Small, irregularly shaped lots are abundant in New York City, and in residential districts, they are often left vacant due to the awkward corners, narrow spaces, and limited square footage (less than 2000 square feet). Often, too, these irregular lots are located directly adjacent to existing buildings, restricting a designer’s opportunity to implement proper light and air.

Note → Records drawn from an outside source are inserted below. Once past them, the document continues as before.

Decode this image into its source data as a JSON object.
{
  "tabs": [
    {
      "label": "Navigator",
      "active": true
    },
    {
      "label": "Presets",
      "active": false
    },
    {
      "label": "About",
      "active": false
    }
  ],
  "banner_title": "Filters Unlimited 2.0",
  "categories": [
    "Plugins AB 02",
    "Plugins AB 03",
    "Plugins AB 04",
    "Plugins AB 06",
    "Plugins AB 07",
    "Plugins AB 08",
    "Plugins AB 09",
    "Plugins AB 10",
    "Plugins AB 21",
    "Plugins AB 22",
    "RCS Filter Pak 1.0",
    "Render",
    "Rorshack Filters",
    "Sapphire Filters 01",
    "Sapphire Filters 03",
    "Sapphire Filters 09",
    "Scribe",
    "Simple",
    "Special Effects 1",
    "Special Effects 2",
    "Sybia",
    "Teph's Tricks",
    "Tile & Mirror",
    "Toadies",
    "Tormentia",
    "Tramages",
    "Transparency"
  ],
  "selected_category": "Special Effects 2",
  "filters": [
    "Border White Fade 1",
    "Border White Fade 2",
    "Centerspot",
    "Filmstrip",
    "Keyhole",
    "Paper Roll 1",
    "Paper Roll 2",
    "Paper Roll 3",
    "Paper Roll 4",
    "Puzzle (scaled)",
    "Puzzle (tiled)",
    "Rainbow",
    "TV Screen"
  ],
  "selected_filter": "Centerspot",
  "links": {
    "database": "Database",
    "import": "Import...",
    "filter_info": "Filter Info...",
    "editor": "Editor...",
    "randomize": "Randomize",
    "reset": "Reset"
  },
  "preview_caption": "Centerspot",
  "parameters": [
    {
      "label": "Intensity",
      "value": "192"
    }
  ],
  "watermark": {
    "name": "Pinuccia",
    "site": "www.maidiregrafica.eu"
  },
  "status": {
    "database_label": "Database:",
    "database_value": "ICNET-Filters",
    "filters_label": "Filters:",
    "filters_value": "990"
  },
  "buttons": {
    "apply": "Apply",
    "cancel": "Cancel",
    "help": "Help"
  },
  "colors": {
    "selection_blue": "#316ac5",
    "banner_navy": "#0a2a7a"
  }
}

We asked ourselves: if we had to design the floor plan for a lot like this, what would we want solved or automated for us? One design factor we discussed was the issue of natural light and ventilation. New York City building code states that “every habitable room shall be provided with natural light”(NYC 1968 Code, Vol 1, Subchapter 12, Article 3). Therefore, we knew we wanted to find a way for the computer to optimize a program plan according to each room’s need for access to light and/or air, while maintaining certain adjacencies. Our project uses Grasshopper, Discover, and Python to computationally generate these steps of the design process and identify ideal scenarios.

We first determined which components of the design process would be handled by a person and which would be handled by the computer. We concluded that it would be easiest for a person to create the lot boundary in Rhino with a simple polyline, and also to choose the type of egress that best suits the plot shape (e.g., straight stair versus switchback stair) — we consider these “manual inputs” that will then be referenced in Grasshopper.

Once we had our manual inputs in place, we used Grasshopper to idealize the plot shape for rooms by identifying the angles at each plot corner and chamfering any corner that did not meet the minimum threshold of 50 degrees. This step allows for more ordinarily shaped rooms, mitigating awkward and unusable space.

We also knew that distinguishing party walls from exterior walls would be important to us so we could place programs with their respective adjacencies for window openings. Because the plots we are dealing with hover around 1,700 square feet, we created a set of five programs to implement a two-bedroom apartment for each plot: living room, bedroom 1, bedroom 2, kitchen, and bathroom. The living room and bedrooms are considered “habitable” spaces and thus must be located along exterior walls. In Grasshopper, we were able to shatter the plot boundary using context polylines to distinguish which parts of the plot can have window openings and which are solid party walls.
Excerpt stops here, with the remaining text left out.